- Allah bir yudumcuk şaraba öyle bir hassa vermiştir ki adamı sarhoş eder, iki âlemden de kurtarır!
- جرعهی می را خدا آن میدهد ** که بدو مست از دو عالم میدهد
- Bir avuç yeşil ota, esrara öyle bir hassa vermiştir ki bir zaman olsun insanı kendisinden alır!
- خاصیت بنهاده در کف حشیش ** کو زمانی میرهاند از خودیش
- Allah uykuya öyle bir hal vermiştir ki düşünceyi iki âlemden de keser! 2685
- خواب را یزدان بدان سان میکند ** کز دو عالم فکر را بر میکند
- Mecnun' u, bir deri aşkından öyle bir hale getirmiştir ki dostu düşmandan fark etmez olmuştur.
- کرد مجنون را ز عشق پوستی ** کو بنشناسد عدو از دوستی
- Senin anlayışına havale edilecek bunun gibi yüzbinlerce şarabı vardır onun!

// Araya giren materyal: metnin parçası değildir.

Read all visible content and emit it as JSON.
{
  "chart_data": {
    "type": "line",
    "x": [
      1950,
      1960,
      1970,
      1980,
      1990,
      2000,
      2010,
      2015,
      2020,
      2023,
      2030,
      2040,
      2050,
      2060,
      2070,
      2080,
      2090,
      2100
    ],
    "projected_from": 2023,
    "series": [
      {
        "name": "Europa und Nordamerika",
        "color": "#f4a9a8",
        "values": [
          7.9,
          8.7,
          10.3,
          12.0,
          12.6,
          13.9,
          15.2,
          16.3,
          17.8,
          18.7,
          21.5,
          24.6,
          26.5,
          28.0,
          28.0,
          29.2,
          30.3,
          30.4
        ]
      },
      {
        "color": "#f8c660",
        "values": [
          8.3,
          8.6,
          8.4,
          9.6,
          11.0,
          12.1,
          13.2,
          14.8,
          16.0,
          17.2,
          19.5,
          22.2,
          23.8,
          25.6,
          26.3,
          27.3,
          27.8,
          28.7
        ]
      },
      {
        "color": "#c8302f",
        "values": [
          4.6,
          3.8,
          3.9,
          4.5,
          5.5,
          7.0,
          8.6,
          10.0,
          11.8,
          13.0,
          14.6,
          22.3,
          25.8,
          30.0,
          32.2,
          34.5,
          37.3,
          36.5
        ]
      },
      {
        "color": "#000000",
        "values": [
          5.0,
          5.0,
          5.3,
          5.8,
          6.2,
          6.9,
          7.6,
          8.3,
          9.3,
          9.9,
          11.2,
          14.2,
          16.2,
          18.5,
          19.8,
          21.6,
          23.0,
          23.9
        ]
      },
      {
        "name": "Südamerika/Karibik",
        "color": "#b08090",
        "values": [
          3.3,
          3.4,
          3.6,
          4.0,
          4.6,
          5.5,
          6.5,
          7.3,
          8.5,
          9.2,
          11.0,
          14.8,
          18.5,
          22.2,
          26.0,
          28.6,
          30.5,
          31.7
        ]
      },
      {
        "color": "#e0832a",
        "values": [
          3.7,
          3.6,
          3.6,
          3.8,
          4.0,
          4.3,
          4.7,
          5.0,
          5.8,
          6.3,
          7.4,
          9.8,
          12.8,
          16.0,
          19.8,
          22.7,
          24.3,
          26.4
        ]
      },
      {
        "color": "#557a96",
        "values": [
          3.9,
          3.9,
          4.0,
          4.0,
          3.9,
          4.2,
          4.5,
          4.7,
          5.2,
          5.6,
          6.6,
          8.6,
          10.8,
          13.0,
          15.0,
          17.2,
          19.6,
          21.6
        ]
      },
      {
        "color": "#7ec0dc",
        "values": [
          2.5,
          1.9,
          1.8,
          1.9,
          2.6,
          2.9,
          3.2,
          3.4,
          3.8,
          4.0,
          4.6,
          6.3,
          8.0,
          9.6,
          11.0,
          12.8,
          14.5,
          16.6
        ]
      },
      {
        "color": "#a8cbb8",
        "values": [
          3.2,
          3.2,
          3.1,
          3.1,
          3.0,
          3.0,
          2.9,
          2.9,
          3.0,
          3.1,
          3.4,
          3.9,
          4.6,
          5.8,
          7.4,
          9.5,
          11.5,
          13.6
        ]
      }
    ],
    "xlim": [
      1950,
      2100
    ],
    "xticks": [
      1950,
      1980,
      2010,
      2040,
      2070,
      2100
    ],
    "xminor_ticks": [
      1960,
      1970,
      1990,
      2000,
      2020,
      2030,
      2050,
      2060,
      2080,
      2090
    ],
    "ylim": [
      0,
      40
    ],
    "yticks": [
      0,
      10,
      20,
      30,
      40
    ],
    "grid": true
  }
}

- صد هزاران این چنین میدارد او ** که بر ادراکات تو بگمارد او
- Nefsin, kötülük şarapları var ki o kötü kişiyi bunlarla yoldan çıkarır!
- هست میهای شقاوت نفس را ** که ز ره بیرون برد آن نحس را
- Aklın, kutluluk şarapları var ki insan onların neşesiyle zevalsiz bir konak bulur.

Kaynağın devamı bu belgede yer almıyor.